PhaseDurationEarnings Rule
Trial Work Period9 months (within 60-month window)No SGA limit applies
Extended Period of Eligibility36 months after TWPBenefits suspended if earnings exceed SGA
After EPE EndsOngoingMust reapply if earnings drop below SGA

How the Approval Stage Changes the Equation

If you're still applying for SSDI and haven't been approved yet, the SGA rule functions as a hard filter. The SSA's disability determination process — handled by Disability Determination Services (DDS) at the state level — will review your work activity as part of the five-step sequential evaluation. Earning above SGA at step one of that process can stop the review entirely before your medical evidence is even considered.
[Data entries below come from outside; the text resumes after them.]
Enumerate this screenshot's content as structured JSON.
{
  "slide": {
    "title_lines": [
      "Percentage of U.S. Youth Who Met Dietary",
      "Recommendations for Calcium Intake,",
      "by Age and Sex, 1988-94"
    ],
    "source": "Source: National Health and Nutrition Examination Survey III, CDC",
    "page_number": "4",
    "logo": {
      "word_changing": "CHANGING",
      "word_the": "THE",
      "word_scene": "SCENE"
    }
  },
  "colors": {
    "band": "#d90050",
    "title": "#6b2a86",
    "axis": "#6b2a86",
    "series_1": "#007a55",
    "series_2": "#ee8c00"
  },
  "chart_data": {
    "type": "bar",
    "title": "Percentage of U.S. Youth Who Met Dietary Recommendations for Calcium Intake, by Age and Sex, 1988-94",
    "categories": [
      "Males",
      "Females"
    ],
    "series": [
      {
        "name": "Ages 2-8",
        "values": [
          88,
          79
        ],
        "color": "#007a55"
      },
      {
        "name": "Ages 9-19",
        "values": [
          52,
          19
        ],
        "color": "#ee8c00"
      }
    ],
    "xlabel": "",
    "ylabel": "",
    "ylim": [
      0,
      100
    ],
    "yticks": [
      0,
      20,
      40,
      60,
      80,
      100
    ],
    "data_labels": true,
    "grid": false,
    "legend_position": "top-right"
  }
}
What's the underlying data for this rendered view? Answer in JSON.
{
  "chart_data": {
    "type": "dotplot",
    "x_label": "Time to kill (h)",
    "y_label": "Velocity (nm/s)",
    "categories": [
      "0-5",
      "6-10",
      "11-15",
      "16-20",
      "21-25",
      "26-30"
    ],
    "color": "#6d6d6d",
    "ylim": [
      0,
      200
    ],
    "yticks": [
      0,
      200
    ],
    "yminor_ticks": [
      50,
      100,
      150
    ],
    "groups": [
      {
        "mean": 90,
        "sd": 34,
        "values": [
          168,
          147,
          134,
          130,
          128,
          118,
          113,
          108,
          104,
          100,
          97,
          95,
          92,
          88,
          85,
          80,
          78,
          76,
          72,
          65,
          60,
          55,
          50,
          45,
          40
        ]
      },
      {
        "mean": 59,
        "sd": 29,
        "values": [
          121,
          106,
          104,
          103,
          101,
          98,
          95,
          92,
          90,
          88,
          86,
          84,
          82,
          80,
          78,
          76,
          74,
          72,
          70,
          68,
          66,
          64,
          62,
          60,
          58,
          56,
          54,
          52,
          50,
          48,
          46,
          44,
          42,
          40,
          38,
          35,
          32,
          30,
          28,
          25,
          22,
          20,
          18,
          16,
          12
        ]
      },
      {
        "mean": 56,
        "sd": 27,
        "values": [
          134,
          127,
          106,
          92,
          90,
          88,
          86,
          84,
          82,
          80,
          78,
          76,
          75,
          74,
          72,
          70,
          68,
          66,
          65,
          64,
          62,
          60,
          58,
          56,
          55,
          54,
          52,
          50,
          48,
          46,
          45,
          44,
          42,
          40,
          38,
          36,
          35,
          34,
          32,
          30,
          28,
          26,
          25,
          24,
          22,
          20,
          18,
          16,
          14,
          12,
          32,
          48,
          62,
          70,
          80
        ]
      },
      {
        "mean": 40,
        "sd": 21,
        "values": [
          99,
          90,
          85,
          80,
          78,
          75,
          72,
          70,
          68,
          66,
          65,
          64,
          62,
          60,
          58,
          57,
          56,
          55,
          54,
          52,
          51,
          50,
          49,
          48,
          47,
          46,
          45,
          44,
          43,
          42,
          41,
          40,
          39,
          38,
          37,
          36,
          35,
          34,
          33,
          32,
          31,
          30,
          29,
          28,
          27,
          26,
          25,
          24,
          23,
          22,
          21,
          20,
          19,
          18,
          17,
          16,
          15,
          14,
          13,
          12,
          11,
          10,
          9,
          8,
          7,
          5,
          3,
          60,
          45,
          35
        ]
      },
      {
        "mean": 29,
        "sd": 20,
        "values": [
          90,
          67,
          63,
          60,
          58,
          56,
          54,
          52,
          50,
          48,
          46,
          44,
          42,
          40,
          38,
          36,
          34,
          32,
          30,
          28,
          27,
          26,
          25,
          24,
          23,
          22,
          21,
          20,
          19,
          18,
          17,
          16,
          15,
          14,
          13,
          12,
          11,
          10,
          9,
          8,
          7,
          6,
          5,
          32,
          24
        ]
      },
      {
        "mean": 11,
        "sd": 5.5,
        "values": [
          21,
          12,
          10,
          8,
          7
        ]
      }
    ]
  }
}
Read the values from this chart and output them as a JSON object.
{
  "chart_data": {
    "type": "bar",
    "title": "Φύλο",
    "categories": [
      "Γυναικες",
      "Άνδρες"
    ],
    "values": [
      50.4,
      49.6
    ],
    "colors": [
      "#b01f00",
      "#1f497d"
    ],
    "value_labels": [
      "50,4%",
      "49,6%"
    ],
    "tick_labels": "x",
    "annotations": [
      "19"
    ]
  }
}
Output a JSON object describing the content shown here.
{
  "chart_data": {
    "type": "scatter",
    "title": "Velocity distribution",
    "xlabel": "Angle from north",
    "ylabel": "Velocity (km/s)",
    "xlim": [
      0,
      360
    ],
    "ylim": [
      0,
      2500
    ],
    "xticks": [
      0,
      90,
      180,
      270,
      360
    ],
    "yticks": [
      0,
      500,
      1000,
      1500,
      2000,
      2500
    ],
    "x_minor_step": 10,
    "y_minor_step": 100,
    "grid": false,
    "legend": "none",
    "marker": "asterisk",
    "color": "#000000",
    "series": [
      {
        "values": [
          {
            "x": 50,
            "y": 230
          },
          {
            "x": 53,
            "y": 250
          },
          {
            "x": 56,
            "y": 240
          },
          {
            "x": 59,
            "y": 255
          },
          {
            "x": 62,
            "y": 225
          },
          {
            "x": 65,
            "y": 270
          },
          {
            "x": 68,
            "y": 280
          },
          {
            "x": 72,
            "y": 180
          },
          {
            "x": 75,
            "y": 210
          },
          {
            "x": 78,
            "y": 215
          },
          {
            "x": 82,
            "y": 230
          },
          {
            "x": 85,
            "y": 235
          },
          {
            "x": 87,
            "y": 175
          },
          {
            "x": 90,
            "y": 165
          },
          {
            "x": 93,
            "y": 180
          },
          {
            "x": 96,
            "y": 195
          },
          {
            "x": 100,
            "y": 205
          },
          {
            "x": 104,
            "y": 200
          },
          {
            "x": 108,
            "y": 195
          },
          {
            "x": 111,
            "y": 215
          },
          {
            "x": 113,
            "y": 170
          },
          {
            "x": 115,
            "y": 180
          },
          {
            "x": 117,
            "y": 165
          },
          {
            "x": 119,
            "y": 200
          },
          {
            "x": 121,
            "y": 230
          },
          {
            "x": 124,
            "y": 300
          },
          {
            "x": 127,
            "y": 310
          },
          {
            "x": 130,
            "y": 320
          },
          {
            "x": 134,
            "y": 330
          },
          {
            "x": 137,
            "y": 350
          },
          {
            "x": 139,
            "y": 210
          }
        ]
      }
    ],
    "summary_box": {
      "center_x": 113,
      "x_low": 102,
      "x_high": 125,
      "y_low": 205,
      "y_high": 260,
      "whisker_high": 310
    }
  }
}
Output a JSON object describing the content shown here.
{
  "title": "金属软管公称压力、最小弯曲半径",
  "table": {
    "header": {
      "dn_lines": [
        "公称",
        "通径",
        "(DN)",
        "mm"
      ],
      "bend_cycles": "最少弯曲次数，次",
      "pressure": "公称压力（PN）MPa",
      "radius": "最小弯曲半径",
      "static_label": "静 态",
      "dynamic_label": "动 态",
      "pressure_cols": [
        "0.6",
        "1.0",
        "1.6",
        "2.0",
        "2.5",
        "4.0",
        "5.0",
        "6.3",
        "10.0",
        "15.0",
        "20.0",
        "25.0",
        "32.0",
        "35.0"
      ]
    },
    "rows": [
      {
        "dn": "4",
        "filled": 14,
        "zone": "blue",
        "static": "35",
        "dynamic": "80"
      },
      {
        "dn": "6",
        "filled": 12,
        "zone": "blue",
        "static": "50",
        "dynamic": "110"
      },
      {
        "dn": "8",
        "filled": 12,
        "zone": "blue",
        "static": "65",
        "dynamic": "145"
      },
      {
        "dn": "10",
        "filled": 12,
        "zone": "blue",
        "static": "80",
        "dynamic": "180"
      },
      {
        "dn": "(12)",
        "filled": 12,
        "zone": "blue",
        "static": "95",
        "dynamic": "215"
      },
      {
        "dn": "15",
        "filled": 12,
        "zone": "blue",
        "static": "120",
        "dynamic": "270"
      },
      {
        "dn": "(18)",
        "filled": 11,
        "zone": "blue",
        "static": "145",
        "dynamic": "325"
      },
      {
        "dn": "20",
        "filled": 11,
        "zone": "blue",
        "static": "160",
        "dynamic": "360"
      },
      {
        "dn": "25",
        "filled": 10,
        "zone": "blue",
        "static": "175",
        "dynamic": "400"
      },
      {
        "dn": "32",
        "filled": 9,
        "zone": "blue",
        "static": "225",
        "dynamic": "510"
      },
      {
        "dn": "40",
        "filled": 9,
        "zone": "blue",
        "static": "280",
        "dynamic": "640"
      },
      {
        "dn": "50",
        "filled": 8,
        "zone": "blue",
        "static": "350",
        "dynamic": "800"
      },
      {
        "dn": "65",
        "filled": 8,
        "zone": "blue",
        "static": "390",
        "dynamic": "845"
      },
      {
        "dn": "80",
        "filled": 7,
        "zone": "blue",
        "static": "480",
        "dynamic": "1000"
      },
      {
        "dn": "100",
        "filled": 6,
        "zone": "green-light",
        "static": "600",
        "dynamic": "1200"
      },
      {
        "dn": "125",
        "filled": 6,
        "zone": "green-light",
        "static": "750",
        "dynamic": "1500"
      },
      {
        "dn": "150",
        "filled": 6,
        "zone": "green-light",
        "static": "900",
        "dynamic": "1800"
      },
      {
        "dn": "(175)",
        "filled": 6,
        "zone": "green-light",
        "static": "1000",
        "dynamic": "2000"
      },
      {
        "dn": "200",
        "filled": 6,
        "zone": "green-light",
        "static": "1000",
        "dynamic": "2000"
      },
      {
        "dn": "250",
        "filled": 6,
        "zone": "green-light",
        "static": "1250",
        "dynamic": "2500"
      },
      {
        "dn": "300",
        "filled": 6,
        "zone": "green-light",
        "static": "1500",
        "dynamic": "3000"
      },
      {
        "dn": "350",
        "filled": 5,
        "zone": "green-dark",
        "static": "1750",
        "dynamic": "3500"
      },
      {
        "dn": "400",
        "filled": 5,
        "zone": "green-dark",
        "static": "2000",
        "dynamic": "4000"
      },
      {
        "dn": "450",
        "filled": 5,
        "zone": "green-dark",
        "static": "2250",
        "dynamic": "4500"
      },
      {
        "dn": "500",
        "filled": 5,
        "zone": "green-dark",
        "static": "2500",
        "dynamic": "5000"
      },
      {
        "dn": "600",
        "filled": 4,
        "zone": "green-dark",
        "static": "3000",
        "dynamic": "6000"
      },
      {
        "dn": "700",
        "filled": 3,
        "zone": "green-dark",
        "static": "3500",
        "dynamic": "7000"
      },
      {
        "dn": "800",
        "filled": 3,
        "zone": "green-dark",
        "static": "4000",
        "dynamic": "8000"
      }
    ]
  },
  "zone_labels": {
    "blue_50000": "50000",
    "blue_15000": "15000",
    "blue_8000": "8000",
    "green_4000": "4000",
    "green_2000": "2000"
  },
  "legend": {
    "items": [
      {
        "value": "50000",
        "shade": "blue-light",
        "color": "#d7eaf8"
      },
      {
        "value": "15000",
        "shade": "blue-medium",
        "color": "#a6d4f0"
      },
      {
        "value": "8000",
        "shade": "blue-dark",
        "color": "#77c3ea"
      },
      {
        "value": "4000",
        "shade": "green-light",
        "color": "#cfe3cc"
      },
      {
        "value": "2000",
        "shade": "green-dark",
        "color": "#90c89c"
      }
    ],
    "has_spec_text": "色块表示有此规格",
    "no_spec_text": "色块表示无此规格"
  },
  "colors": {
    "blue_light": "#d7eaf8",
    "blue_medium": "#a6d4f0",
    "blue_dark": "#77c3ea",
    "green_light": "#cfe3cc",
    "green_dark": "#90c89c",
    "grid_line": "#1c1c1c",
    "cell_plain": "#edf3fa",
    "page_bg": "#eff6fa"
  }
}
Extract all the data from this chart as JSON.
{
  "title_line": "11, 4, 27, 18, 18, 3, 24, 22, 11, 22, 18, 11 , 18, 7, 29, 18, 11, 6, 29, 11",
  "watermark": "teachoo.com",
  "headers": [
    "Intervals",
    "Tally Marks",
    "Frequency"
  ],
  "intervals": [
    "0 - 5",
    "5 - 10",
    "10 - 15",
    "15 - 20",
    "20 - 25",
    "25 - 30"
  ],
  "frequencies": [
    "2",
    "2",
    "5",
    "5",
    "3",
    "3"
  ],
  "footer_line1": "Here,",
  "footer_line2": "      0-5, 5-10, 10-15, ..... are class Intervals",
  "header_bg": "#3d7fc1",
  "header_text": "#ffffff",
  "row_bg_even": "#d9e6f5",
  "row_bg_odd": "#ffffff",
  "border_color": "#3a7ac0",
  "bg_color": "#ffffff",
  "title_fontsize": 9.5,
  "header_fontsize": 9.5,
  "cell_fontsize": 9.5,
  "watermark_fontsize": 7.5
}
For applicants currently working part-time and earning below SGA, the SSA still examines whether the work activity itself demonstrates functional capacity. Even below-SGA earnings may raise questions during the medical review.

Variables That Shape Individual Outcomes

No two SSDI cases are identical. The impact of work and earnings on your benefits depends on factors including:

  • Your current benefit status — applicant, approved recipient, or within the Trial Work Period
  • Type of income — wages, self-employment, impairment-related work expenses
  • Your medical condition and RFC — your Residual Functional Capacity assessment affects how the SSA views your ability to work at all
  • Whether you're blind — the SSA uses a separate, higher SGA threshold
  • Your specific work history — including any Ticket to Work program participation, which can provide additional employment protections
  • The calendar year — SGA thresholds and trial work month thresholds change annually

🔍 The Spectrum of Outcomes

Someone earning $800 a month from a part-time job may be well below SGA and face no immediate risk to their SSDI, especially if they're using the Ticket to Work program or have documented impairment-related expenses. Someone earning $1,800 a month — even in a job they struggle to perform — may be flagged as engaging in SGA and face a cessation review.

A self-employed individual working fewer hours but generating irregular income complicates the picture further, since the SSA evaluates self-employment through a different lens than standard wages.

Someone in their Trial Work Period has the most flexibility — earnings during that phase don't count against SGA at all, making it a critical window for anyone testing a return to the workforce.

The Missing Piece Is Your Situation

The rules governing SGA, the Trial Work Period, and income deductions are consistent across the program — but how they apply depends entirely on your earnings, your work type, your benefit status, and your medical history. What triggers a review for one person may not apply to another. That gap between understanding the framework and knowing what it means for your own case is where the real answer lives.